What Your Brain Sees May Not Be What You See
National Geographic:
According to research published in the journal Psychological Science, our brains pick up on images that we never consciously perceive.
Volunteers were shown a series of black-and-white images while hooked up to an EEG device that recorded their brain activity. Each image was shown for just under two-tenths of a second. Then the subject pressed a button to indicate if the object was something familiar (like a turtle or telephone) or novel (a random shape that they didn’t recognize).

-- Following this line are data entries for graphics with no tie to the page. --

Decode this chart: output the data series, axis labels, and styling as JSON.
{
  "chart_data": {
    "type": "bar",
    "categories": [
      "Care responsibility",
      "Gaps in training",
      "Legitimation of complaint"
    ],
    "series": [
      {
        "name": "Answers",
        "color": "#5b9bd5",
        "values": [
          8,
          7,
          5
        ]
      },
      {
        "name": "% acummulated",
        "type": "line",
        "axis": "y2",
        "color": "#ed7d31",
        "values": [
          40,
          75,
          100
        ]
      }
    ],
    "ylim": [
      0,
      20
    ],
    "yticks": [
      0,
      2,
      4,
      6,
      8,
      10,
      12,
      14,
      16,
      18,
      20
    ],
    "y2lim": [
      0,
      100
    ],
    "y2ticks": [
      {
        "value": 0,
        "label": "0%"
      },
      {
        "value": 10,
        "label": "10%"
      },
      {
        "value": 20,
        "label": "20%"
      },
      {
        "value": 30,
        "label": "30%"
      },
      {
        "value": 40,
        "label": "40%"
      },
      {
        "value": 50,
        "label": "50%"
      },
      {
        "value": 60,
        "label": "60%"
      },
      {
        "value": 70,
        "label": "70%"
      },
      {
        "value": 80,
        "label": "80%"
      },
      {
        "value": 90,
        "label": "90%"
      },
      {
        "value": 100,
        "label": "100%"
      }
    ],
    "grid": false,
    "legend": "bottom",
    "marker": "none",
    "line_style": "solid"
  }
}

The task was simple enough, but there was one more layer that the subjects didn’t know about: On the outside of some of the random shapes, a recognizable image was hidden in the background—like the seahorse silhouette in the picture above.
The team wanted to know what the brain does with images that are right in front our eyes but that we don’t consciously see, like this seahorse. That’s where the EEG testing comes in. About 400 milliseconds after subjects looked at the silhouette, a wave called a N400 was recorded by the EEG device, said lead researcher Jay Sanguinetti, a doctoral candidate at the University of Arizona. The appearance of that brainwave suggests that the brain is processing something meaningful.
So even though the majority of the subjects said they didn’t notice the background images at all (some didn’t believe they were there even when shown them after the study, notes Sanguinetti), their brains still produced the N400 wave.